Le journal de David Weis
Quand j'ai commencé à travailler sur le sérum, jamais, je n'aurais imaginé à quel point ma découverte changerait le monde. Un moyen d'améliorer la condition humaine, de supprimer la souffrance émotionnelle, de stabiliser les relations humaines. Mais très vite, mon rêve c'est transformé en un cauchemar dystopique.
Le sérum agit en ciblant directement l'hypothalamus, une région du cerveau responsable de la régulation des émotions, du stress et de l'attachement. En inhibant la production de certaines hormones clés, telles que l'ocytocine, si justement surnommée « l'hormone de l'amour » on empêche la formation d'attachements émotionnels profonds. Cette hormone joue un rôle crucial dans les liens affectifs et l'attachement amoureux. C'est cette inhibition qui donne l'illusion d'une stabilité émotionnelle : plus de jalousie, plus de cœurs brisés, plus de souffrance. C'était tellement simple pour mon putain d'esprit brillant, si simple que j'ai foncé la tête baissée.
Et je peux vous dire que le mur m'a fait terriblement mal.
Je ne suis qu'un scientifique après tout. J'aurais vraiment dû prévoir tout ça ? La tournure des événements. Laissez-moi me dédouaner d'au moins ça, si ça peut me faire plaisir. Sur le plan scientifique, tomber amoureux est une réaction chimique complexe impliquant plusieurs neurotransmetteurs comme la dopamine, la sérotonine et surtout l'ocytocine. Cette dernière, produite en grande quantité lors des moments d'intimité ou de confiance partagée, est responsable de ce sentiment de connexion et d'attachement que l'on éprouve envers un partenaire. Voilà ce que signifient vos putains de papillons dans le bide. Ni plus ni moins qu'une hormone, vous trouvez ça romantique ?

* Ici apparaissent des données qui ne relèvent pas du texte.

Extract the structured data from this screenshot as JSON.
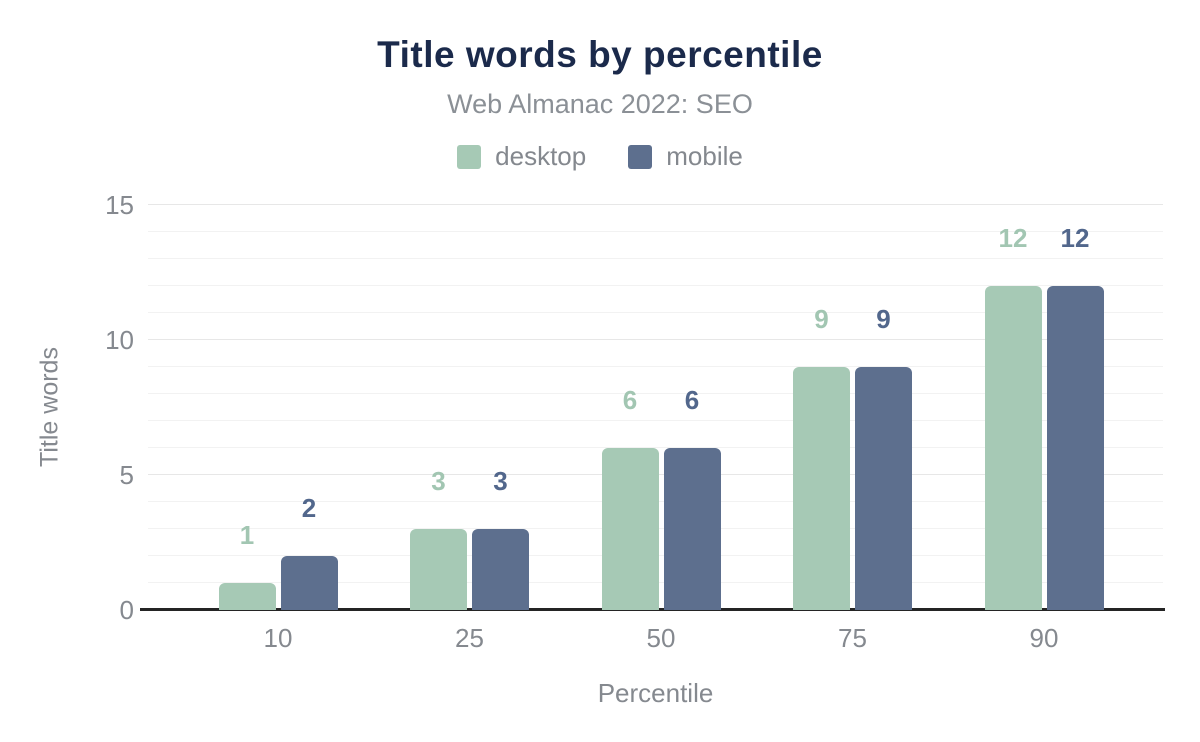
{
  "title": "Title words by percentile",
  "subtitle": "Web Almanac 2022: SEO",
  "chart_data": {
    "type": "bar",
    "title": "Title words by percentile",
    "subtitle": "Web Almanac 2022: SEO",
    "categories": [
      "10",
      "25",
      "50",
      "75",
      "90"
    ],
    "series": [
      {
        "name": "desktop",
        "color": "#a6c9b5",
        "label_color": "#a2c6b2",
        "values": [
          1,
          3,
          6,
          9,
          12
        ]
      },
      {
        "name": "mobile",
        "color": "#5d6f8e",
        "label_color": "#52678c",
        "values": [
          2,
          3,
          6,
          9,
          12
        ]
      }
    ],
    "xlabel": "Percentile",
    "ylabel": "Title words",
    "ylim": [
      0,
      15
    ],
    "yticks": [
      0,
      5,
      10,
      15
    ],
    "minor_grid_step": 1,
    "major_grid_step": 5,
    "grid": "horizontal",
    "legend_position": "top",
    "data_labels": true
  },
  "colors": {
    "title": "#1b2a4b",
    "subtitle_text": "#8b9096",
    "axis_text": "#85898f",
    "axis_line": "#242424",
    "gridline_minor": "#f2f2f2",
    "gridline_major": "#e7e7e7",
    "background": "#ffffff"
  }
}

Mais voilà, tout cela n'est qu'une illusion de bonheur. Les patients sous sérum se sentent plus "stables", mais à quel prix ? Ils sont devenus des ombres d'eux-mêmes, incapables d'éprouver des émotions authentiques. L'amour, la compassion, la tristesse, tout ce qui faisait d'eux des êtres humains leur a été enlevé. Et je ne dis pas cela seulement pour ma femme Christine.
Ce que personne n'avait prévu, c'est l'impact à long terme sur l'organisme.

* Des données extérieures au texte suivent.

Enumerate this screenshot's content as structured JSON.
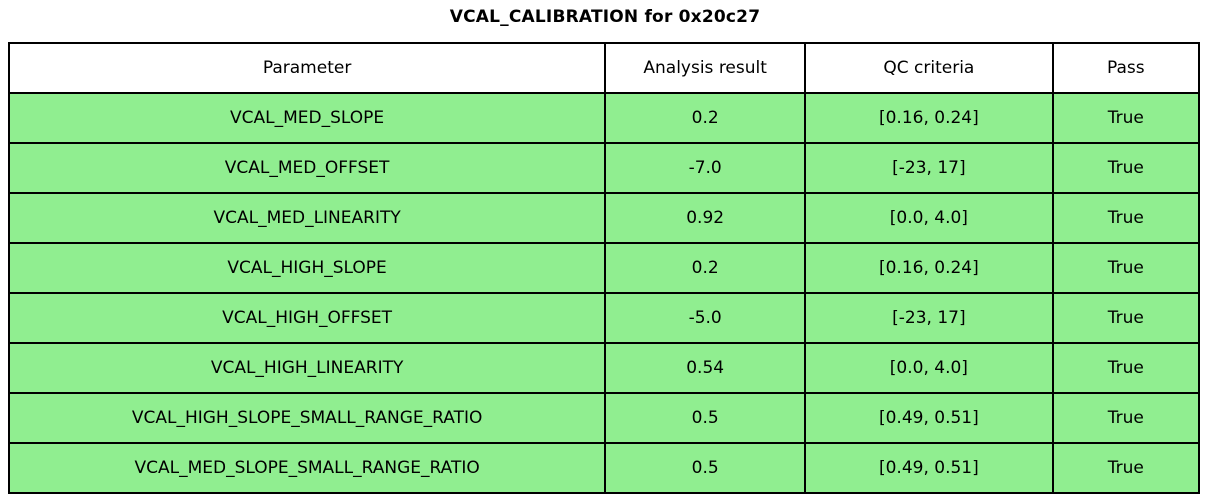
{
  "title": "VCAL_CALIBRATION for 0x20c27",
  "colors": {
    "row_background": "#90ee90",
    "header_background": "#ffffff",
    "border": "#000000",
    "text": "#000000"
  },
  "table": {
    "columns": [
      "Parameter",
      "Analysis result",
      "QC criteria",
      "Pass"
    ],
    "rows": [
      {
        "cells": [
          "VCAL_MED_SLOPE",
          "0.2",
          "[0.16, 0.24]",
          "True"
        ]
      },
      {
        "cells": [
          "VCAL_MED_OFFSET",
          "-7.0",
          "[-23, 17]",
          "True"
        ]
      },
      {
        "cells": [
          "VCAL_MED_LINEARITY",
          "0.92",
          "[0.0, 4.0]",
          "True"
        ]
      },
      {
        "cells": [
          "VCAL_HIGH_SLOPE",
          "0.2",
          "[0.16, 0.24]",
          "True"
        ]
      },
      {
        "cells": [
          "VCAL_HIGH_OFFSET",
          "-5.0",
          "[-23, 17]",
          "True"
        ]
      },
      {
        "cells": [
          "VCAL_HIGH_LINEARITY",
          "0.54",
          "[0.0, 4.0]",
          "True"
        ]
      },
      {
        "cells": [
          "VCAL_HIGH_SLOPE_SMALL_RANGE_RATIO",
          "0.5",
          "[0.49, 0.51]",
          "True"
        ]
      },
      {
        "cells": [
          "VCAL_MED_SLOPE_SMALL_RANGE_RATIO",
          "0.5",
          "[0.49, 0.51]",
          "True"
        ]
      }
    ]
  },
  "chart_data": {
    "type": "table",
    "title": "VCAL_CALIBRATION for 0x20c27",
    "columns": [
      "Parameter",
      "Analysis result",
      "QC criteria",
      "Pass"
    ],
    "rows": [
      [
        "VCAL_MED_SLOPE",
        0.2,
        "[0.16, 0.24]",
        "True"
      ],
      [
        "VCAL_MED_OFFSET",
        -7.0,
        "[-23, 17]",
        "True"
      ],
      [
        "VCAL_MED_LINEARITY",
        0.92,
        "[0.0, 4.0]",
        "True"
      ],
      [
        "VCAL_HIGH_SLOPE",
        0.2,
        "[0.16, 0.24]",
        "True"
      ],
      [
        "VCAL_HIGH_OFFSET",
        -5.0,
        "[-23, 17]",
        "True"
      ],
      [
        "VCAL_HIGH_LINEARITY",
        0.54,
        "[0.0, 4.0]",
        "True"
      ],
      [
        "VCAL_HIGH_SLOPE_SMALL_RANGE_RATIO",
        0.5,
        "[0.49, 0.51]",
        "True"
      ],
      [
        "VCAL_MED_SLOPE_SMALL_RANGE_RATIO",
        0.5,
        "[0.49, 0.51]",
        "True"
      ]
    ],
    "layout_hints": {
      "header_background": "#ffffff",
      "row_background": "#90ee90",
      "all_rows_pass": true
    }
  }
}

Les premières générations vont connaître un bien-être apparent. Mais à mesure que les doses se seront accumulées et que le sérum sera devenu omniprésent, les effets secondaires commenceront à apparaître. Les cellules du corps humain, sous l'effet prolongé du sérum, subissent une dégradation progressive. Les neurones, privés d'une stimulation naturelle par les hormones inhibées, deviennent plus vulnérables. Le vieillissement est accéléré. Les capacités cognitives diminuent plus rapidement. Mais ce n'est pas tout.
Les tests que nous avons menés démontrent une baisse dramatique de l'espérance de vie sur les prochaines générations. Les enfants nés de parents sous l'influence du sérum, eux-mêmes nés sous cette influence.
J'ai eu beau en parler à mes collaborateurs qui sont bien trop abrutis par mon propre sérum. L'unique question qu'ils se posent est la suivante : vivre peu, mais intelligemment ou longtemps, mais sans réussite ? Ma réponse ne leur a pas plu, vous pensez bien. Me voilà discrédité et mis à la porte de mon propre laboratoire.
Je consacrerai ma vie à essayer de renverser ma création, mais je suis devenu un paria. Même au sein de ma propre famille, je ne suis plus qu'un fou qui radote. Mon épouse m'a quitté, attirée par des ambitions plus grandes, des rêves dopés au sérum. Elle est partie, me laissant seul avec un enfant à élever. Ironiquement, cet enfant que j'ai tenté de protéger à tout prix devra prendre ma suite.
Journal de David Weis
Plus de labo, plus de femme, plus le moindre pouvoir, j'ai créé une forme subtile de destruction lente. Le sérum prépare un futur où les êtres humains seront déconnectés les uns des autres, privés de ce qui les rendait vivants.
Je lis et relis ce journal dans l'espoir de trouver un fil conducteur, une solution. Mais je n'en vois pas, ce sera à mon fils de reprendre ce fardeau.